Dünya Şampiyonası'nın lideri Fernando Alonso, 21 Ağustos 2005'te Türkiye'nin ilk F1 Grand Prix'sinin yapılacağı İstanbul Park'ı daha önce hiç görmese de, Mayıs ayında Renault F1 otomobilini şehir merkezinde tanıttıktan sonra İstanbul'u tanıma fırsatı buldu. İşte, doğuyla batının buluştuğu bu şehrin onda bıraktığı izlenimler...

Fernando, İstanbul'u tek kelimeyle anlatmanı istesem, ne dersin?

Ne desem bilmem ki... herhalde, .... şahane derdim!

Yani İstanbul'u ilk ziyaretin hoşuna gitti, öyle mi?
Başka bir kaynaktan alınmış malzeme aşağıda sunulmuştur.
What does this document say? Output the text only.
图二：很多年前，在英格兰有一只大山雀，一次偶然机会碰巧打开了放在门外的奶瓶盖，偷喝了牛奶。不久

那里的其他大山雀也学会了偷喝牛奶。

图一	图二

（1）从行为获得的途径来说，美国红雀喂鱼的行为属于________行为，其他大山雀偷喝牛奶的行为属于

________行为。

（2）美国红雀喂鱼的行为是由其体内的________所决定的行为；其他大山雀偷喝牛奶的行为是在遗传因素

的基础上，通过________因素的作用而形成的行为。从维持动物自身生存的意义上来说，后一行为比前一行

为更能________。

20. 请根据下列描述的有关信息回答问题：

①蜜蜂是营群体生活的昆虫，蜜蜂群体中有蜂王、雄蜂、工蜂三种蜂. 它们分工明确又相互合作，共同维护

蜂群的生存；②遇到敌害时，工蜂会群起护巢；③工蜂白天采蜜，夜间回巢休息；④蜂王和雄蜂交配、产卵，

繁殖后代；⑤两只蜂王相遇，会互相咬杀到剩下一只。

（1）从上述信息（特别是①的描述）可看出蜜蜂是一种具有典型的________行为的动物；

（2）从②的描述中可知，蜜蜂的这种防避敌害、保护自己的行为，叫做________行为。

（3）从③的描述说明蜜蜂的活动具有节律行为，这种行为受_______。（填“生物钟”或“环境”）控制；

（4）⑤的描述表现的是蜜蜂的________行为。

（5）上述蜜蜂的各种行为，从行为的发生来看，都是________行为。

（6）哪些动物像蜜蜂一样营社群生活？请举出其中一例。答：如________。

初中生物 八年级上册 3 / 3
Kesinlikle! Otomobili şehir merkezinin ortasında tanıttım. Halkın önünde eski sokaklarda otomobili kullanmak çok hoş bir duyguydu.

Şehri nasıl buldun?
Gerçekten çok değişik yönleri olan bir şehir. Görecek o kadar değişik şey vardı ki. Yine İstanbul'a gitmeyi sabırsızlıkla bekliyorum. Şehirde Avrupa ve Asya'dan bir kültürler karışımı olduğu hemen anlaşılıyor. Ve bu yüzden de keşfedilecek çok şey var. Sultanahmet Camii'ni gördüm; bazı başka yerler gördüm. Ama hepsi içinde en güzeli eski hipodromda yaptığım tanıtım turu oldu. Yüzyıllar önce aynı yerde yarışlar yapılıyordu ve biz de Formula 1'in yeni bir dönemini aynı yerde başlatmış olduk. Çok güzeldi.
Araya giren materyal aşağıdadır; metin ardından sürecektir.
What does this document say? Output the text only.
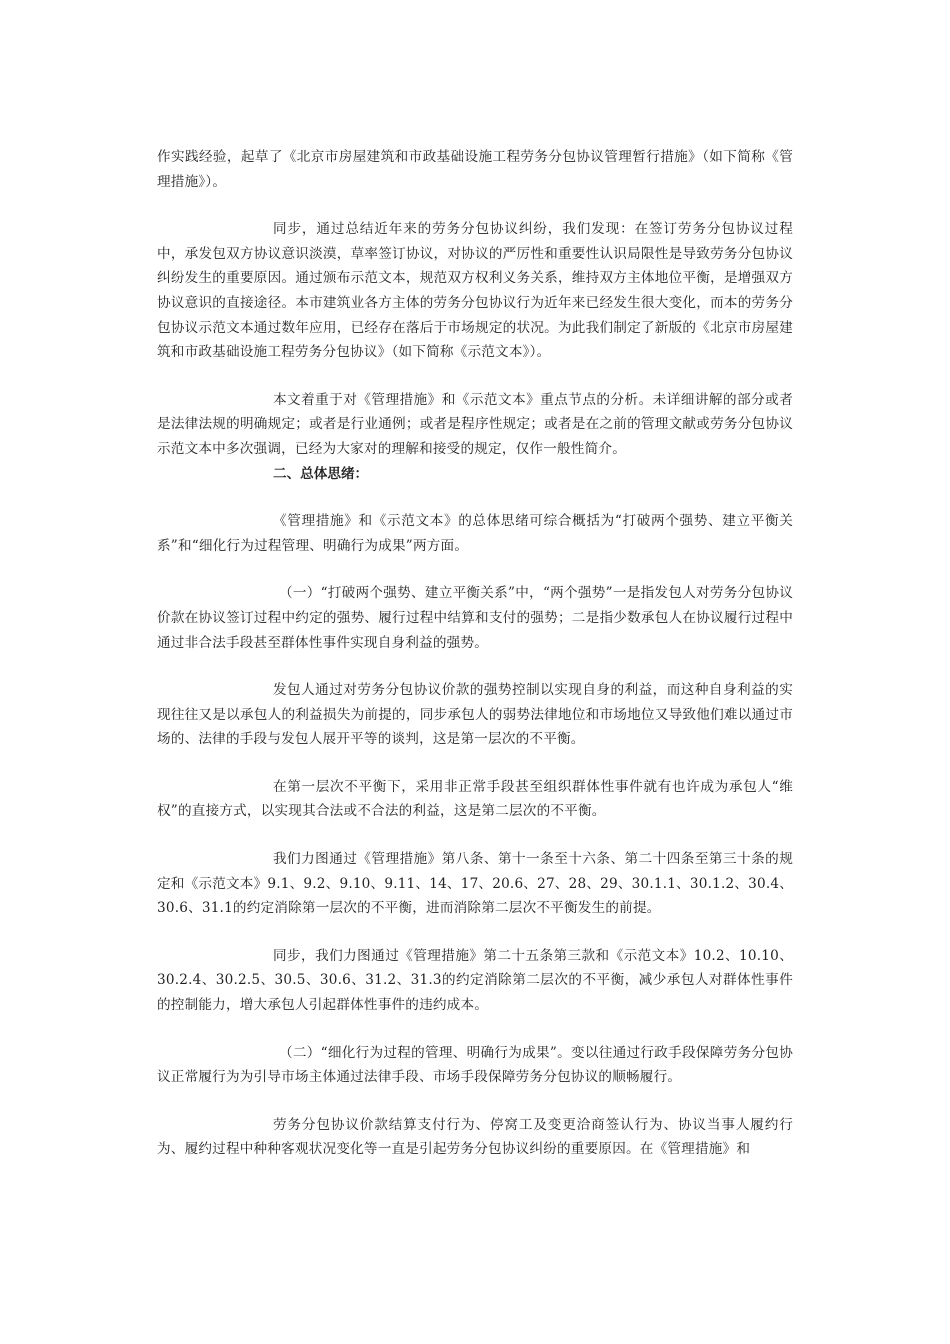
作实践经验，起草了《北京市房屋建筑和市政基础设施工程劳务分包协议管理暂行措施》（如下简称《管理措施》）。

同步，通过总结近年来的劳务分包协议纠纷，我们发现：在签订劳务分包协议过程中，承发包双方协议意识淡漠，草率签订协议，对协议的严厉性和重要性认识局限性是导致劳务分包协议纠纷发生的重要原因。通过颁布示范文本，规范双方权利义务关系，维持双方主体地位平衡，是增强双方协议意识的直接途径。本市建筑业各方主体的劳务分包协议行为近年来已经发生很大变化，而本的劳务分包协议示范文本通过数年应用，已经存在落后于市场规定的状况。为此我们制定了新版的《北京市房屋建筑和市政基础设施工程劳务分包协议》（如下简称《示范文本》）。

本文着重于对《管理措施》和《示范文本》重点节点的分析。未详细讲解的部分或者是法律法规的明确规定；或者是行业通例；或者是程序性规定；或者是在之前的管理文献或劳务分包协议示范文本中多次强调，已经为大家对的理解和接受的规定，仅作一般性简介。

二、总体思绪：

《管理措施》和《示范文本》的总体思绪可综合概括为“打破两个强势、建立平衡关系”和“细化行为过程管理、明确行为成果”两方面。

（一）“打破两个强势、建立平衡关系”中，“两个强势”一是指发包人对劳务分包协议价款在协议签订过程中约定的强势、履行过程中结算和支付的强势；二是指少数承包人在协议履行过程中通过非合法手段甚至群体性事件实现自身利益的强势。

发包人通过对劳务分包协议价款的强势控制以实现自身的利益，而这种自身利益的实现往往又是以承包人的利益损失为前提的，同步承包人的弱势法律地位和市场地位又导致他们难以通过市场的、法律的手段与发包人展开平等的谈判，这是第一层次的不平衡。

在第一层次不平衡下，采用非正常手段甚至组织群体性事件就有也许成为承包人“维权”的直接方式，以实现其合法或不合法的利益，这是第二层次的不平衡。

我们力图通过《管理措施》第八条、第十一条至十六条、第二十四条至第三十条的规定和《示范文本》9.1、9.2、9.10、9.11、14、17、20.6、27、28、29、30.1.1、30.1.2、30.4、30.6、31.1的约定消除第一层次的不平衡，进而消除第二层次不平衡发生的前提。

同步，我们力图通过《管理措施》第二十五条第三款和《示范文本》10.2、10.10、30.2.4、30.2.5、30.5、30.6、31.2、31.3的约定消除第二层次的不平衡，减少承包人对群体性事件的控制能力，增大承包人引起群体性事件的违约成本。

（二）“细化行为过程的管理、明确行为成果”。变以往通过行政手段保障劳务分包协议正常履行为为引导市场主体通过法律手段、市场手段保障劳务分包协议的顺畅履行。

劳务分包协议价款结算支付行为、停窝工及变更洽商签认行为、协议当事人履约行为、履约过程中种种客观状况变化等一直是引起劳务分包协议纠纷的重要原因。在《管理措施》和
Türkiye yeni bir Formula 1 ülkesi. Yarışseverler nasıldı?
İnanılmaz. Sanıyorum bizi görmeye 50,000 civarında kişi geldi. Bu demektir ki kesinlikle F1 hakkında bir şeyler biliniyor!

Bu spor hakkında bilgileri var mıydı yoksa ilk defa mı öğreniyorlardı?
Her ikisi de doğru. Bazıları çok bilgiliydi; bazıları da ilk defa böyle bir şey izliyorlardı. Ama herkes otomobili ve ekibi görünce gerçekten heyecan duydu. Önceden oraya gitmemiz iyi oldu, çünkü yarışlarda yarış severlere çok az zaman ayırabiliyoruz. O yüzden, onları tanıtım sürüşü sırasında görüp onlarla konuşmaktan çok zevk aldım; herkes çok açıktı ve çok yakın davrandılar. Yarışta çok canlı bir seyirci kitlesi göreceğimizi sanıyorum.

Türkiye'ye şampiyonanın lideri olarak gidiyorsunuz. Bu bir fark yaratıyor mu?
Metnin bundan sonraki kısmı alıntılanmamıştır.